The intelligence layer is commoditizing. The execution layer is the prize. Go build it.

TL;DR

  • The $285B “SaaSpocalypse” selloff is right about one thing: workflow wrappers and thin AI apps are genuinely vulnerable. If your product is a model plus a wrapper plus a workflow, the moat was temporal, not structural.
  • But the selloff misjudges purpose-built Vertical AI companies, conflating them with workflow wrappers.
  • The intelligence layer is commoditizing. The $2.9 trillion prize is the execution layer: who owns the orchestration logic, the domain context, and the system-of-action position in their industry.
  • Winning requires getting five things right: clean data infrastructure, an AI-ready organization, a business model that reflects how AI delivers value, a four-part moat, and speed.
  • The four-part moat: vertical focus and last-mile product depth; cornered data (the accumulated context of how and why your customers operate); embedded best practices; and system-of-action positioning.
  • Vertical AI companies that move fast on these priorities are better positioned than the market currently appreciates.

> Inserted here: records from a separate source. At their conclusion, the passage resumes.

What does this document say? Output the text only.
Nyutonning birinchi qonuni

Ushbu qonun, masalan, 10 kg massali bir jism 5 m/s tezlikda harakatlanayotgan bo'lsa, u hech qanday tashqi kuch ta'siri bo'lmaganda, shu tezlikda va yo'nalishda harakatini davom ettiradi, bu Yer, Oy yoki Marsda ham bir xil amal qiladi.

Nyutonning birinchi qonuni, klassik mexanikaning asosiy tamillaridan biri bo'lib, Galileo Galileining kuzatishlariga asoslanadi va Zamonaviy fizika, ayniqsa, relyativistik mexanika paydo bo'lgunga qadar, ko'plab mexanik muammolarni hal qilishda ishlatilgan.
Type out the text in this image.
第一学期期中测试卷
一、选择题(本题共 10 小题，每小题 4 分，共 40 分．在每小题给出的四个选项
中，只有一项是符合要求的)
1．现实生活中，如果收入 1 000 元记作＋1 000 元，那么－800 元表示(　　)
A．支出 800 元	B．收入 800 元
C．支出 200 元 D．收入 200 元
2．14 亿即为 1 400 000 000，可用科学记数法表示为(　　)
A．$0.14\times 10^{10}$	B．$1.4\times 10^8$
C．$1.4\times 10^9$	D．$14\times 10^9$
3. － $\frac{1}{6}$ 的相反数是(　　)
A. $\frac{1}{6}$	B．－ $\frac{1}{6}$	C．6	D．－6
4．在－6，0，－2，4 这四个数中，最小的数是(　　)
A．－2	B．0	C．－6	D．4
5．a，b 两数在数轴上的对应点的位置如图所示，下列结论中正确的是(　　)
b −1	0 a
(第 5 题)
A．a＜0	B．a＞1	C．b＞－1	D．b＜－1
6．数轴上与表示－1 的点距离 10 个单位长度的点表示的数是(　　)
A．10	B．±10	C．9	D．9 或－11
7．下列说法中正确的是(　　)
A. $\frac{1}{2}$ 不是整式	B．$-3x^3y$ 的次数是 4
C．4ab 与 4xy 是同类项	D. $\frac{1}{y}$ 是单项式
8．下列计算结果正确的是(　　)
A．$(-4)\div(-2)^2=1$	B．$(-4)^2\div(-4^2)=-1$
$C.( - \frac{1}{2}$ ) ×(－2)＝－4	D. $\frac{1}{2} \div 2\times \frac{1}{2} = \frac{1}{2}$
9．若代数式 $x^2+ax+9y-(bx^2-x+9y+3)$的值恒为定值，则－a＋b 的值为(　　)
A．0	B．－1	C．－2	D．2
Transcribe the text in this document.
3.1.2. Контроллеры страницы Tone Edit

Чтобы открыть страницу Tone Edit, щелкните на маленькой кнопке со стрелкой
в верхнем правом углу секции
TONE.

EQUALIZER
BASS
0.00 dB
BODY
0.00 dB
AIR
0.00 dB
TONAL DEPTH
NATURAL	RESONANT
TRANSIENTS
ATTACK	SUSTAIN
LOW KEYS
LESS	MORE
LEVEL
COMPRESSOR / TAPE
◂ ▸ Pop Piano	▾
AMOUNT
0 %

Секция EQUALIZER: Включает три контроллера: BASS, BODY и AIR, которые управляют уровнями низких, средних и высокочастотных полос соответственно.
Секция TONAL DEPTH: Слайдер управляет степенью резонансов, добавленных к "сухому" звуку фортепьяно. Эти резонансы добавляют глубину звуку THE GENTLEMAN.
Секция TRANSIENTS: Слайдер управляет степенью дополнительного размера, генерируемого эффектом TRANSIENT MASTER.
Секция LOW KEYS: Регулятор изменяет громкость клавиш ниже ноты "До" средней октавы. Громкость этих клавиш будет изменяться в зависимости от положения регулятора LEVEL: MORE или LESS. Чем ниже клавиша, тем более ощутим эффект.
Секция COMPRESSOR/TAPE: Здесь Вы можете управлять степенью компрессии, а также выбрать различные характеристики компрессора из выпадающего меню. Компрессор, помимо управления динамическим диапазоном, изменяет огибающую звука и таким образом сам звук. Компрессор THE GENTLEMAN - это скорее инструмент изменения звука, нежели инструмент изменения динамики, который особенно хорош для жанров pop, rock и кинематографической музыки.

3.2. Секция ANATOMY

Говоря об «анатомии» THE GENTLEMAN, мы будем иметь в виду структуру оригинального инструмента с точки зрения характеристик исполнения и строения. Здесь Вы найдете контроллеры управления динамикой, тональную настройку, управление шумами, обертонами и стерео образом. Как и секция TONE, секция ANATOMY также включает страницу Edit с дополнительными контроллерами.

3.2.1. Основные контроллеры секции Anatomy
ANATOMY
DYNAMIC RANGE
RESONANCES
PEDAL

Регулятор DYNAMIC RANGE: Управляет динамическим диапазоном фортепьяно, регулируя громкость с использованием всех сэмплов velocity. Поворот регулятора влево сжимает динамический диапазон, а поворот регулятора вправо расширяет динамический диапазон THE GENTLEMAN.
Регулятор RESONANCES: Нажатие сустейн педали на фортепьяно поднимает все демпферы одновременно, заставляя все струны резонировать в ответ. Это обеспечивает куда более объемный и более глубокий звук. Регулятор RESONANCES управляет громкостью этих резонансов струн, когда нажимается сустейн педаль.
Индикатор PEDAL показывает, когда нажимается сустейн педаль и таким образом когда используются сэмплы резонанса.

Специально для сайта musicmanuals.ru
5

The ones that don’t will be footnotes in someone else’s case study.
  • The window to establish this position is measured in quarters, not years.

For further reading, D’Ornano’s three-part series: “The $285 Billion ‘SaaSpocalypse’ Is the Wrong Panic,” “Decoding Anthropic’s $380 Billion Valuation,” and “Figma’s Orchestration Play” is worth your time, as is Sequoia’s “Services: The New Software.” D’Ornano’s framing on the system-of-record to system-of-action transition and Sequoia’s on the shift from selling tools to selling outcomes are two of the sharper pieces of analysis we’ve seen on this topic.